When Leon had revealed he was investigating Anna, he added he was pursuing various lines of inquiry as he worked to establish connections between the militias shedding the blood of men, women, and children across eastern Congo and the business and political leaders who controlled the mines and the profits derived from the sale of precious metals and minerals.
“I thought we would eat breakfast at a restaurant I know in Leuven,” Chérubin said, taking his eyes off the road for a moment to adjust a setting on a control panel above his head.
In that moment, Sylvere turned his head to the left and looked at Chérubin, studying the younger man’s face. It was calm. It showed no expression. In the morning sunlight, the color of the smooth skin had turned from black to gold.
Sylvere realized, as he examined Chérubin’s face, he had to trust his instincts.
“You hungry?” Chérubin asked, meeting Sylvere’s gaze.
Nodding at the younger man, Sylvere slowly turned his head back to the right. He rotated it all the way to the right so that his gaze drifted out the passenger-door window again, but this time he looked closely at the fields of green grass along the edge of the road.
“Yes,” Sylvere replied, “very hungry.” He paused, still peering through the passenger-door window and surveying a landscape of green fields which extended to the south as far as the eye could see. “The geese in the park ate all of my food,” he added. “But maybe you already knew that.” Then Sylvere made a decision. Or, more precisely, he became conscious of a decision he already made. “I don’t know where Claudette is,” he said.
As soon as Sylvere uttered those last words, he knew the real reason Chérubin was taking him to Leuven.
“Chérubin wants to make certain I don’t have any more conversations with Penelope or Serge in Tervuren,” Sylvere said to himself in Kikongo. “Chérubin thinks I’m Anthony’s best hope of finding Claudette.

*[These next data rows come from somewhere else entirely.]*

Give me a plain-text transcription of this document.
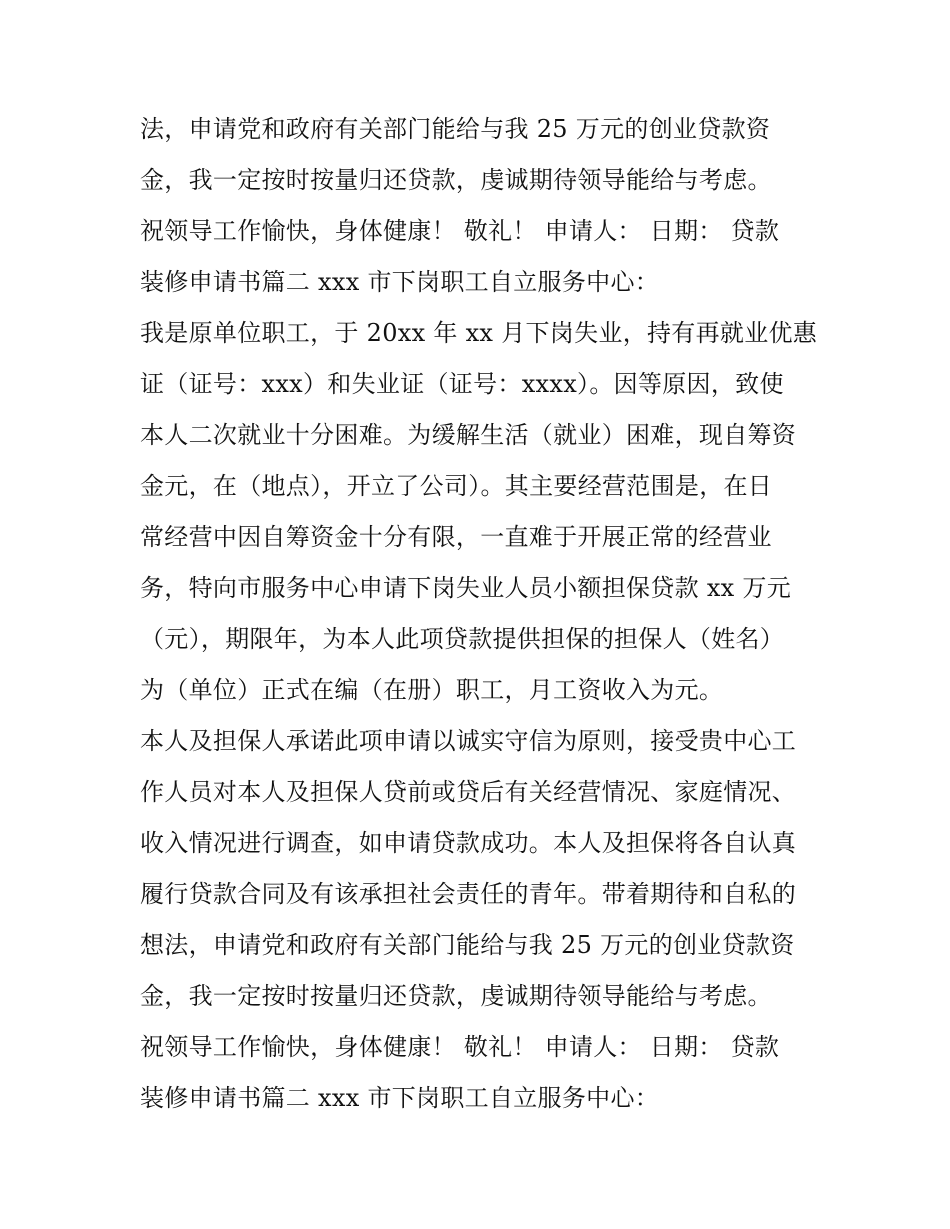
法，申请党和政府有关部门能给与我 25 万元的创业贷款资
金，我一定按时按量归还贷款，虔诚期待领导能给与考虑。
祝领导工作愉快，身体健康！ 敬礼！ 申请人： 日期： 贷款
装修申请书篇二 xxx 市下岗职工自立服务中心：
我是原单位职工，于 20xx 年 xx 月下岗失业，持有再就业优惠
证（证号：xxx）和失业证（证号：xxxx）。因等原因，致使
本人二次就业十分困难。为缓解生活（就业）困难，现自筹资
金元，在（地点），开立了公司）。其主要经营范围是，在日
常经营中因自筹资金十分有限，一直难于开展正常的经营业
务，特向市服务中心申请下岗失业人员小额担保贷款 xx 万元
（元），期限年，为本人此项贷款提供担保的担保人（姓名）
为（单位）正式在编（在册）职工，月工资收入为元。
本人及担保人承诺此项申请以诚实守信为原则，接受贵中心工
作人员对本人及担保人贷前或贷后有关经营情况、家庭情况、
收入情况进行调查，如申请贷款成功。本人及担保将各自认真
履行贷款合同及有该承担社会责任的青年。带着期待和自私的
想法，申请党和政府有关部门能给与我 25 万元的创业贷款资
金，我一定按时按量归还贷款，虔诚期待领导能给与考虑。
祝领导工作愉快，身体健康！ 敬礼！ 申请人： 日期： 贷款
装修申请书篇二 xxx 市下岗职工自立服务中心：
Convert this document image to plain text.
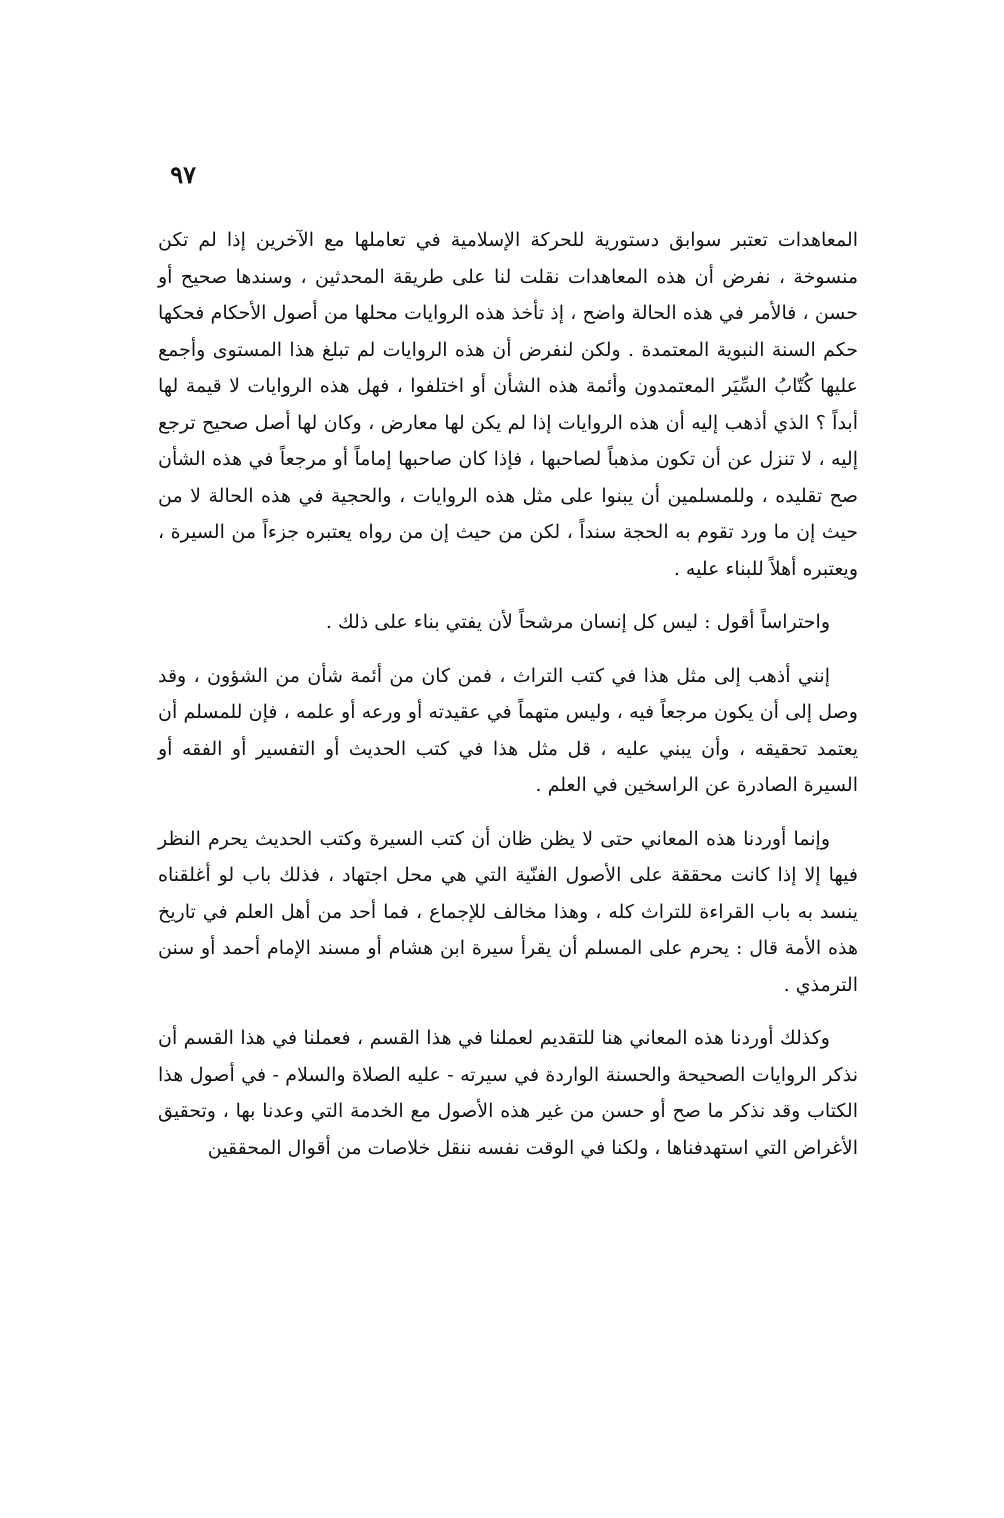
٩٧

المعاهدات تعتبر سوابق دستورية للحركة الإسلامية في تعاملها مع الآخرين إذا لم تكن منسوخة ، نفرض أن هذه المعاهدات نقلت لنا على طريقة المحدثين ، وسندها صحيح أو حسن ، فالأمر في هذه الحالة واضح ، إذ تأخذ هذه الروايات محلها من أصول الأحكام فحكها حكم السنة النبوية المعتمدة . ولكن لنفرض أن هذه الروايات لم تبلغ هذا المستوى وأجمع عليها كُتّابُ السِّيَر المعتمدون وأئمة هذه الشأن أو اختلفوا ، فهل هذه الروايات لا قيمة لها أبداً ؟ الذي أذهب إليه أن هذه الروايات إذا لم يكن لها معارض ، وكان لها أصل صحيح ترجع إليه ، لا تنزل عن أن تكون مذهباً لصاحبها ، فإذا كان صاحبها إماماً أو مرجعاً في هذه الشأن صح تقليده ، وللمسلمين أن يبنوا على مثل هذه الروايات ، والحجية في هذه الحالة لا من حيث إن ما ورد تقوم به الحجة سنداً ، لكن من حيث إن من رواه يعتبره جزءاً من السيرة ، ويعتبره أهلاً للبناء عليه .

واحتراساً أقول : ليس كل إنسان مرشحاً لأن يفتي بناء على ذلك .

إنني أذهب إلى مثل هذا في كتب التراث ، فمن كان من أئمة شأن من الشؤون ، وقد وصل إلى أن يكون مرجعاً فيه ، وليس متهماً في عقيدته أو ورعه أو علمه ، فإن للمسلم أن يعتمد تحقيقه ، وأن يبني عليه ، قل مثل هذا في كتب الحديث أو التفسير أو الفقه أو السيرة الصادرة عن الراسخين في العلم .

وإنما أوردنا هذه المعاني حتى لا يظن ظان أن كتب السيرة وكتب الحديث يحرم النظر فيها إلا إذا كانت محققة على الأصول الفنّية التي هي محل اجتهاد ، فذلك باب لو أغلقناه ينسد به باب القراءة للتراث كله ، وهذا مخالف للإجماع ، فما أحد من أهل العلم في تاريخ هذه الأمة قال : يحرم على المسلم أن يقرأ سيرة ابن هشام أو مسند الإمام أحمد أو سنن الترمذي .

وكذلك أوردنا هذه المعاني هنا للتقديم لعملنا في هذا القسم ، فعملنا في هذا القسم أن نذكر الروايات الصحيحة والحسنة الواردة في سيرته - عليه الصلاة والسلام - في أصول هذا الكتاب وقد نذكر ما صح أو حسن من غير هذه الأصول مع الخدمة التي وعدنا بها ، وتحقيق الأغراض التي استهدفناها ، ولكنا في الوقت نفسه ننقل خلاصات من أقوال المحققين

But he also believes I’m Anna’s best hope.”
Sylvere noticed some buildings in the distance. He assumed he and Chérubin were approaching Leuven.
“What kind of restaurant did you have in mind?” Sylvere said, speaking out loud in French and turning to look at the younger man sitting next to him. “I know the Belgians are famous for their greasy meats at breakfast. I don’t want to eat anything too heavy.”